Ce sont les rencontres artistiques, que ce soit avec Marika Prochet, ma metteure en scène, Julia Spesser, ma chorégraphe et mes deux danseuses, Lizzy Howell et Lin Ching Lan. Je les ai rencontrées à Tel Aviv pour cette aventure et j’espère vraiment que l’on va se revoir. Elles sont devenues des copines. Je retiens aussi les rencontres faites avec les candidats des autres pays et je pense à Mahmood pour l’Italie, à Duncan pour les Pays-Bas et qui a gagné.
Que pensez-vous de sa victoire ?
Déjà c’est un garçon adorable, vraiment gentil. On sentait pendant la semaine qu’il se passait quelque chose autour de sa chanson. On l’avait un peu tous en tête et c’est un très beau titre. Sa victoire était assez évidente pour tout le monde.
De nombreux artistes vous ont soutenu, Aya Nakamura, -M-, Chimène Badi… Cela vous a touché ?

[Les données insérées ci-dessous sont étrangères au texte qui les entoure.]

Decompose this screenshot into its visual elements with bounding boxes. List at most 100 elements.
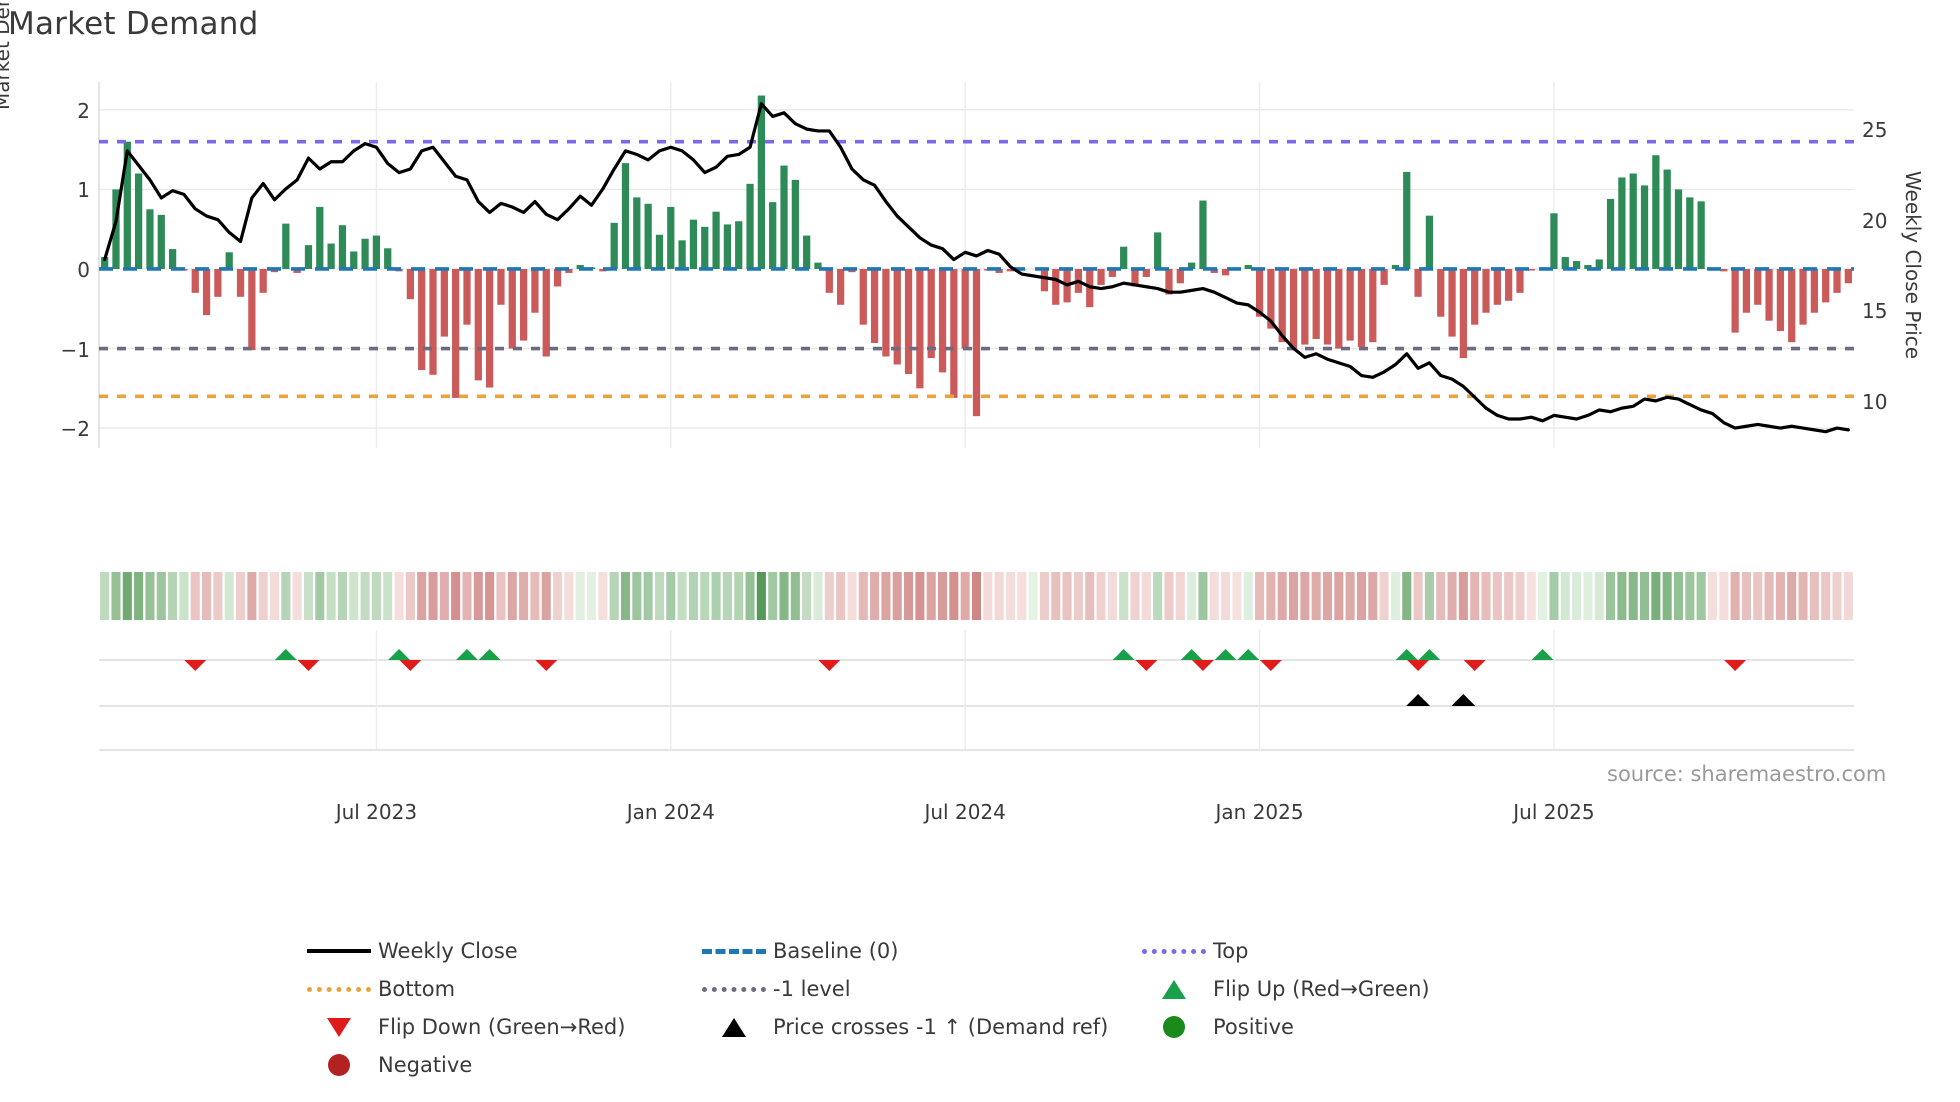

Oui bien sûr. Cela m’a fait très plaisir. J’ai aussi été très surpris de voir que Shy’m avait fait un post Instagram le jour de l’Eurovision pour me soutenir. Elle a pris une photo de ma tête et a écrit un très beau message. Ce sont des choses assez impressionnantes pour moi car ce sont des artistes que j’admire.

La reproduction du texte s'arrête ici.